Issue date: 1/15/03 Section: News
by Glenn Galloway
On any given Friday, students fill the classrooms and halls of the Inter-Cultural Center. But when human rights activist Oswaldo Payá came to speak, the ICC auditorium contained an audience of a much older average age.
Although the speech was given in Spanish, the turnout was substantial. The earphone-clad heads of non-Spanish speakers dotted the rows. Two television cameras waited on stands for Payá's arrival.
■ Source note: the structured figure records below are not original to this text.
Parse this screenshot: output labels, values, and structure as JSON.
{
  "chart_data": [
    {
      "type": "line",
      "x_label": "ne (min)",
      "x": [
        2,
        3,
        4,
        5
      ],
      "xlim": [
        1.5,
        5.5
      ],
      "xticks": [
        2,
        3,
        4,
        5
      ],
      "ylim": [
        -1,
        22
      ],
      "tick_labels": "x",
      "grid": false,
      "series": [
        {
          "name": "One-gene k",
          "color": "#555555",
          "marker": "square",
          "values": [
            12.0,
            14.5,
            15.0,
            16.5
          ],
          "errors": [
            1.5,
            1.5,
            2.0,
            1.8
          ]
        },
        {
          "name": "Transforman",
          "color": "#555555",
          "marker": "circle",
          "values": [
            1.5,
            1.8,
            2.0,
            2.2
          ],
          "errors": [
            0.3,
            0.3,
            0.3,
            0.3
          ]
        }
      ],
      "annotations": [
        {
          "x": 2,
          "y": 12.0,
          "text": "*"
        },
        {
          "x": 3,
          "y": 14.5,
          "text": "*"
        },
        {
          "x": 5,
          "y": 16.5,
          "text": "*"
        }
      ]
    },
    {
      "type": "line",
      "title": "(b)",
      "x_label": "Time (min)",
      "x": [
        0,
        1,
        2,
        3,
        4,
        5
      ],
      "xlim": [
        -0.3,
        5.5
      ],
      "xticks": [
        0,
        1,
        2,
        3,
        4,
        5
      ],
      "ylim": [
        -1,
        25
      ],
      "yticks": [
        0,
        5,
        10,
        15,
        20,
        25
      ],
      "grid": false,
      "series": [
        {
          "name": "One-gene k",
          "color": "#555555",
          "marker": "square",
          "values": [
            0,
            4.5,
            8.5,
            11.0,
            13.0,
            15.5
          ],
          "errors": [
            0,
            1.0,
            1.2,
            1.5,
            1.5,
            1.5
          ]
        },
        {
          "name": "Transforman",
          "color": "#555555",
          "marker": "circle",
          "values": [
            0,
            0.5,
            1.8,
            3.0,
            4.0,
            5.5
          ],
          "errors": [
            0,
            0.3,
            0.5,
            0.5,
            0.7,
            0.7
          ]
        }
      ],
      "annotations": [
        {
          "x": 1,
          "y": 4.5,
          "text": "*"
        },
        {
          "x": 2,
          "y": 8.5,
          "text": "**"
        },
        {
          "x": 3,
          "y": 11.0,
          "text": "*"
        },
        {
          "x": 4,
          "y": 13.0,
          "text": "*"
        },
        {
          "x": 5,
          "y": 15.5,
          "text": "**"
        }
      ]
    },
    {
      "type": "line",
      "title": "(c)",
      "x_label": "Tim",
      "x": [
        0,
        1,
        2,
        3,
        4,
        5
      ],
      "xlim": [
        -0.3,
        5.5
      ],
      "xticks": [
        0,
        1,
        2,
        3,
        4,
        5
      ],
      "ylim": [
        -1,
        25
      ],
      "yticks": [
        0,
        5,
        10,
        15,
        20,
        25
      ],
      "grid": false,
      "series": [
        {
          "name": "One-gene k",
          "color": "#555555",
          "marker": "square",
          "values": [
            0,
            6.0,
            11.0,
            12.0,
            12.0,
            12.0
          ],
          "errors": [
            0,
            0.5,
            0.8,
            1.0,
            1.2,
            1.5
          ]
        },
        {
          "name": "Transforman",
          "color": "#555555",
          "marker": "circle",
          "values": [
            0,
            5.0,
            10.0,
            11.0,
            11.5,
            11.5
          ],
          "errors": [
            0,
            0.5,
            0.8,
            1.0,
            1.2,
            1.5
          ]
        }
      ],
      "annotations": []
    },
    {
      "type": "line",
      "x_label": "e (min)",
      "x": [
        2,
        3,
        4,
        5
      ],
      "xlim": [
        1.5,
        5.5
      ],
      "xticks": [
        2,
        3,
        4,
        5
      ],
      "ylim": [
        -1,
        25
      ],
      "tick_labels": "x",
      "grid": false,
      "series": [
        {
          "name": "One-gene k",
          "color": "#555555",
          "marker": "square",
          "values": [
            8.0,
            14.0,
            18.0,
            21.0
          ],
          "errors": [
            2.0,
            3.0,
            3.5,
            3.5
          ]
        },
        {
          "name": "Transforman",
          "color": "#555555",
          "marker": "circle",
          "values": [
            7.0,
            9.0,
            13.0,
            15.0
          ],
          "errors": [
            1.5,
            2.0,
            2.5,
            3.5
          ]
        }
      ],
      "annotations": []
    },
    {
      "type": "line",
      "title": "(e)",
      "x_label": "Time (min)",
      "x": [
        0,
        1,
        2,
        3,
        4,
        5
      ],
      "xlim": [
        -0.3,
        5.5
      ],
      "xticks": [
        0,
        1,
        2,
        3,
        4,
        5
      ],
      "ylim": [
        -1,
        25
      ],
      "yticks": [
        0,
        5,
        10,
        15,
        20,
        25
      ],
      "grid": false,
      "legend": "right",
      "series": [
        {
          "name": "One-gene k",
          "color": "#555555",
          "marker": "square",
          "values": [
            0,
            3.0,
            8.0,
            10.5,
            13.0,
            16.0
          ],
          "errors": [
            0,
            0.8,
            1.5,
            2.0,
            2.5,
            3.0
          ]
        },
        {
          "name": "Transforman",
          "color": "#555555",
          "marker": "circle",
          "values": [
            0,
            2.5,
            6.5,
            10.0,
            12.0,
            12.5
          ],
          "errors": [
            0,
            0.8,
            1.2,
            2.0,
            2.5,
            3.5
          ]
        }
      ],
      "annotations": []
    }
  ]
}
And wait they did. The audience talked, squirmed and fidgeted with their translation headphones as organizers handed out pamphlets relating to Castro's oppression of Cubans. Finally, at 12:25 p.m., Oswaldo Payá entered the room.
The audience clapped and then went silent as Payá strode down the aisle. A middle-aged man, with only a slight greying in his hair, Payá is not immediately recognizable as a man who spent three years in a forced labor camp for championing human rights, or someone nominated by Czech President Vaclav Havel for the Nobel Peace Prize.
After two brief introductions from Arturo Valenzuela, Director of the Center for Latin American Studies, and Provost James O'Donnell, Payá commenced his speech, discussing a broad range of topics during the 30-minute talk.
He opened with a description of his efforts with the Varela Project, a movement that seeks to exploit a passage in the Cuban constitution that allows petitions receiving 10,000 signatures to become a referendum in the next election. The project, which calls for reforms in many areas, currently has over 11,000 signatures. Payá told of the government's current attempts to undermine the project by attempting to alter the constitution, in addition to the almost constant harassment and degradation the "rapid deployment forces" unleash on dissidents. Still, he remained hopeful, declaring, "Each Cuban who signs [the petition] breaks out of fear."
Payá then switched topics to the U.S. embargo of Cuba, calling it ineffective against the "privileged" who rule Cuba, and asking that food and medicine be allowed to enter the country. He quickly noted that Cuba's political and economic problems are the result of institutions within Cuba.